Para os produtores rurais que ultrapassarem o teto de R$ 3,6 milhões de faturamento anual, o impacto será ainda mais significativo.

O novo enquadramento exigirá cumprimento de obrigações relacionadas à apuração, escrituração e recolhimento dos tributos, além da necessidade de atender às exigências acessórias previstas no novo sistema tributário.

Segundo Moema Debs, isso exigirá uma estrutura administrativa mais robusta dentro das propriedades rurais.

“A partir do momento em que o produtor passa a ser contribuinte direto, aumenta a necessidade de organização contábil, controle financeiro e gestão detalhada das operações”, afirma.

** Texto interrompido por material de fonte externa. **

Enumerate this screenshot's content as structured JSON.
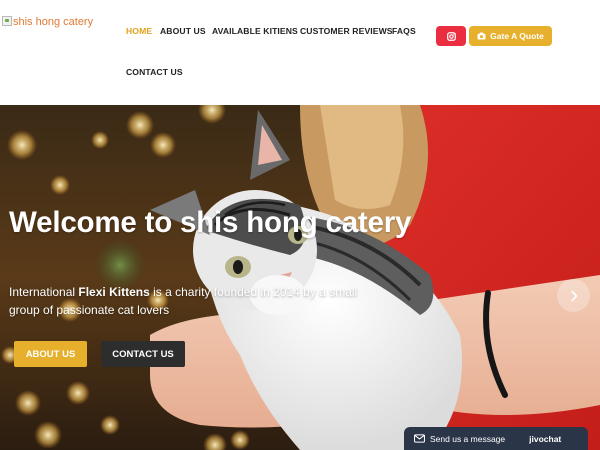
{
  "header": {
    "logo_alt": "shis hong catery",
    "nav": [
      {
        "label": "HOME",
        "active": true
      },
      {
        "label": "ABOUT US",
        "active": false
      },
      {
        "label": "AVAILABLE KITIENS",
        "active": false
      },
      {
        "label": "CUSTOMER REVIEWS",
        "active": false
      },
      {
        "label": "FAQS",
        "active": false
      },
      {
        "label": "CONTACT US",
        "active": false
      }
    ],
    "social_icon": "instagram-icon",
    "quote_button": {
      "label": "Gate A Quote",
      "icon": "camera-icon"
    }
  },
  "hero": {
    "title": "Welcome to shis hong catery",
    "description_prefix": "International ",
    "description_bold": "Flexi Kittens",
    "description_suffix": " is a charity founded in 2014 by a small group of passionate cat lovers",
    "primary_button": "ABOUT US",
    "secondary_button": "CONTACT US",
    "next_icon": "chevron-right-icon"
  },
  "chat": {
    "label": "Send us a message",
    "brand": "jivochat",
    "icon": "mail-icon"
  },
  "colors": {
    "accent": "#e7b02c",
    "nav_active": "#e1a21e",
    "instagram": "#ea2d3f",
    "dark_button": "#2d2d2d",
    "chat": "#2b3548"
  }
}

Formalização e rastreabilidade ganham força no agronegócio

Outro efeito importante da Reforma Tributária será o avanço da formalização no campo. A integração dos documentos fiscais, a padronização cadastral e as exigências de rastreabilidade devem elevar o nível de controle sobre as operações agropecuárias.

Com isso, práticas informais tendem a perder espaço no mercado.

Especialistas avaliam que ferramentas como emissão de nota fiscal eletrônica, gestão digital, controle financeiro e rastreabilidade da produção deixarão de ser diferenciais competitivos para se tornarem requisitos básicos de conformidade fiscal.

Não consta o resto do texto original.